Libellen vangen kan met een fijnmazig vlinder- of libellennet, met een zak die diep genoeg is om dicht te vouwen om de rand. Verschillende typen zijn in de handel verkrijgbaar (zie bijvoorbeeld entomologiezaak Vermandel), of zelf te maken. Eenmaal in het net kunnen libellen vrij veilig worden vastgepakt bij de vleugels, of bij enkele poten tegelijkertijd. Doe dit liever niet bij het achterlijf, hier zijn ze namelijk kwetsbaarder. Jonge imago’s, herkenbaar aan bleke kleuren en sterk glimmende vleugels, kunnen beter helemaal niet worden vastgepakt, omdat ze dan snel beschadigen.  
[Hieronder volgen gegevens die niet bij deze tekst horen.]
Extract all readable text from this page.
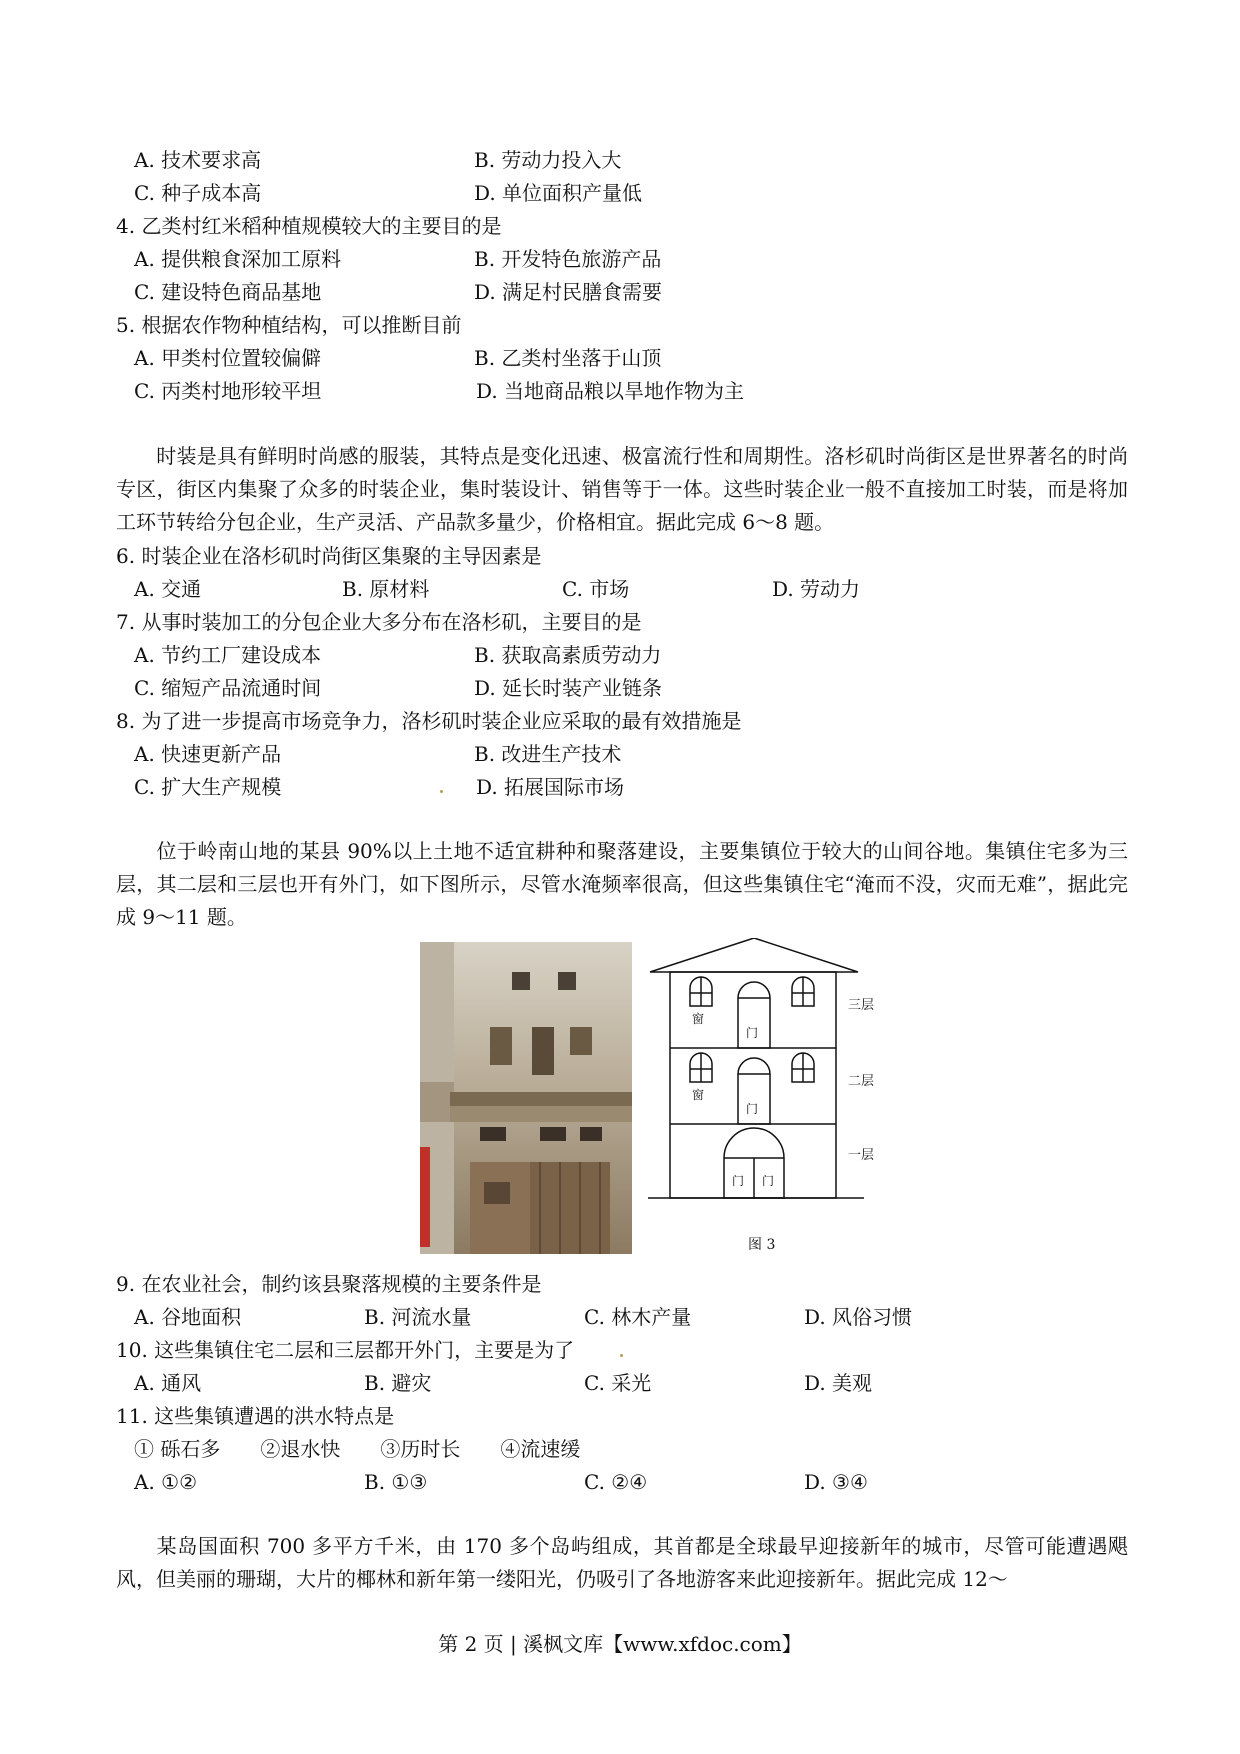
A. 技术要求高	B. 劳动力投入大
C. 种子成本高	D. 单位面积产量低
4. 乙类村红米稻种植规模较大的主要目的是
A. 提供粮食深加工原料	B. 开发特色旅游产品
C. 建设特色商品基地	D. 满足村民膳食需要
5. 根据农作物种植结构，可以推断目前
A. 甲类村位置较偏僻	B. 乙类村坐落于山顶
C. 丙类村地形较平坦	D. 当地商品粮以旱地作物为主
时装是具有鲜明时尚感的服装，其特点是变化迅速、极富流行性和周期性。洛杉矶时尚街区是世界著名的时尚专区，街区内集聚了众多的时装企业，集时装设计、销售等于一体。这些时装企业一般不直接加工时装，而是将加工环节转给分包企业，生产灵活、产品款多量少，价格相宜。据此完成 6～8 题。
6. 时装企业在洛杉矶时尚街区集聚的主导因素是
A. 交通	B. 原材料	C. 市场	D. 劳动力
7. 从事时装加工的分包企业大多分布在洛杉矶，主要目的是
A. 节约工厂建设成本	B. 获取高素质劳动力
C. 缩短产品流通时间	D. 延长时装产业链条
8. 为了进一步提高市场竞争力，洛杉矶时装企业应采取的最有效措施是
A. 快速更新产品	B. 改进生产技术
C. 扩大生产规模	D. 拓展国际市场
位于岭南山地的某县 90%以上土地不适宜耕种和聚落建设，主要集镇位于较大的山间谷地。集镇住宅多为三层，其二层和三层也开有外门，如下图所示，尽管水淹频率很高，但这些集镇住宅“淹而不没，灾而无难”，据此完成 9～11 题。
三层
二层
一层
窗
门
窗
门
门 门
图 3
9. 在农业社会，制约该县聚落规模的主要条件是
A. 谷地面积	B. 河流水量	C. 林木产量	D. 风俗习惯
10. 这些集镇住宅二层和三层都开外门，主要是为了
A. 通风	B. 避灾	C. 采光	D. 美观
11. 这些集镇遭遇的洪水特点是
① 砾石多　　②退水快　　③历时长　　④流速缓
A. ①②	B. ①③	C. ②④	D. ③④
某岛国面积 700 多平方千米，由 170 多个岛屿组成，其首都是全球最早迎接新年的城市，尽管可能遭遇飓风，但美丽的珊瑚，大片的椰林和新年第一缕阳光，仍吸引了各地游客来此迎接新年。据此完成 12～
第 2 页 | 溪枫文库【www.xfdoc.com】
Na het determineren in de hand kun je de libel direct laten wegvliegen, of in de vegetatie zetten. Soms moet het dier even bijkomen, om vervolgens weg te vliegen. Het vangen en loslaten van libellen gaat meestal goed, maar niet altijd. Iedereen die regelmatig libellen vangt zal eerlijk moeten toegeven dat met het vangen zo nu en dan een libel dodelijk wordt verwond.  

Of je libellen vangt of alleen met de verrekijker bekijkt is een persoonlijke keuze. Feit is wel dat de beginnende libellenwaarnemer de soorten sneller onder de knie krijgt wanneer hij of zij af en toe een libel vangt. Na verloop van tijd zal het dan steeds makkelijker worden om libellen zonder vangen in het veld te herkennen.